Large language models are one of the hottest areas of AI right now, with ChatGPT crossing 1M users in ~5 days, adoption of consumer AI tools is skyrocketing. Moore's law is unfolding before us for generative AI with GPT-4 on the horizon and Dreamlike Diffusion 1.0.
What’s GPT? (Generative Pre-trained Transformer) is a powerful and flexible natural language processing algorithm designed by Open AI that uses deep learning to produce human-like text and more. The neural network project was funded jointly by Elon Musk, Sam Altman and others, who collectively pledged $1 billion to Open AI in 2015. In 2019, Microsoft matched the billion-dollar funding to accelerate development and gain preferred access to the system.
Open AI’s models have shown incredible results through a suite of consumer facing AI products including GPT-3, ChatGPT, and DALLE-2. But what does this mean for educators? How might we better equip and empower students through emerging technology? Will it be the “end of high school English”?
There was a time when we were told we wouldn’t always have calculators in our hands. While that mindset didn’t age well, change has been consistent. Today's youth who are experiencing education today will only ever exist in the universe of exponential information expansion. Our students are becoming self-learning machines that will continue to expand our definition of imagination in ways we do not yet realize. However, we as humans often reject what we do not understand, and allow defensiveness to inhibit our learning. If we want to equip students with the capacity to leverage these technologies to release their imagination into the universe - we must adapt our methodologies.

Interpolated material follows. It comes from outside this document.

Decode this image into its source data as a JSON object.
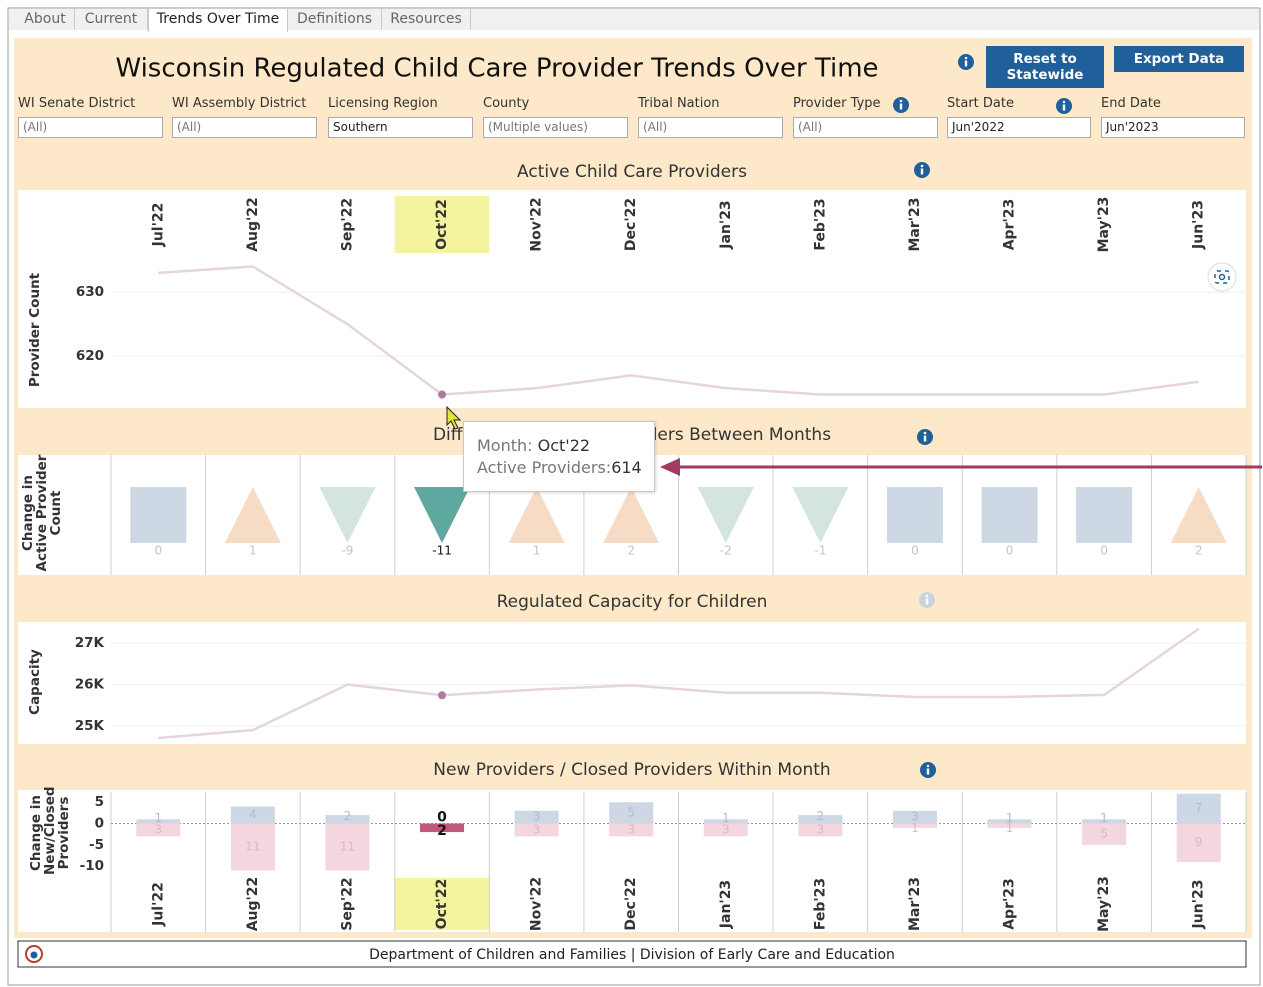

What we know as education today is often rooted in learning designed for an industrial age. We’re seeing generative AI be a catalyst that is transforming education into a more peer-driven and cooperative process. Ron Rivers, author of Self-actualization in the Age of Crisis and founder of SpiritDAO, proposed a more matrix style of participatory learning. Prioritizing student-selected depth over memorization and regurgitation. ChatGPT can be a powerful research tool and support student creation, collaboration, presentation, and peer-to-peer learning. Educators play the role of mentors and discussion guides instead of being the sole arbiter of information.
Generative AI supports a form of education that considers each event from multiple perspectives whenever possible — with the ability to end class with more questions left open than answered. This learning style prioritizes the interpersonal, technical, and collaborative skills necessary to succeed in expanding knowledge economies. Students and educators develop their powers of imagination, exploration, learning, and application to the degree that they are empowered to strengthen any organization that interests them.
However, we cannot be blind to the risks of generative AI, which are all very real and require a significant amount of work needed to be done. Handing over huge sectors of our society to black-box algorithms that we barely understand can create more a lot of problems, which has already begun to help spark a regulatory response around the current challenges of AI discrimination and bias. With many tech companies explicitly naming their target as artificial general intelligence (AGI) — systems that can do everything a human can do, we’re at an inflection point in what it means to truly leverage technology that benefits all of humanity.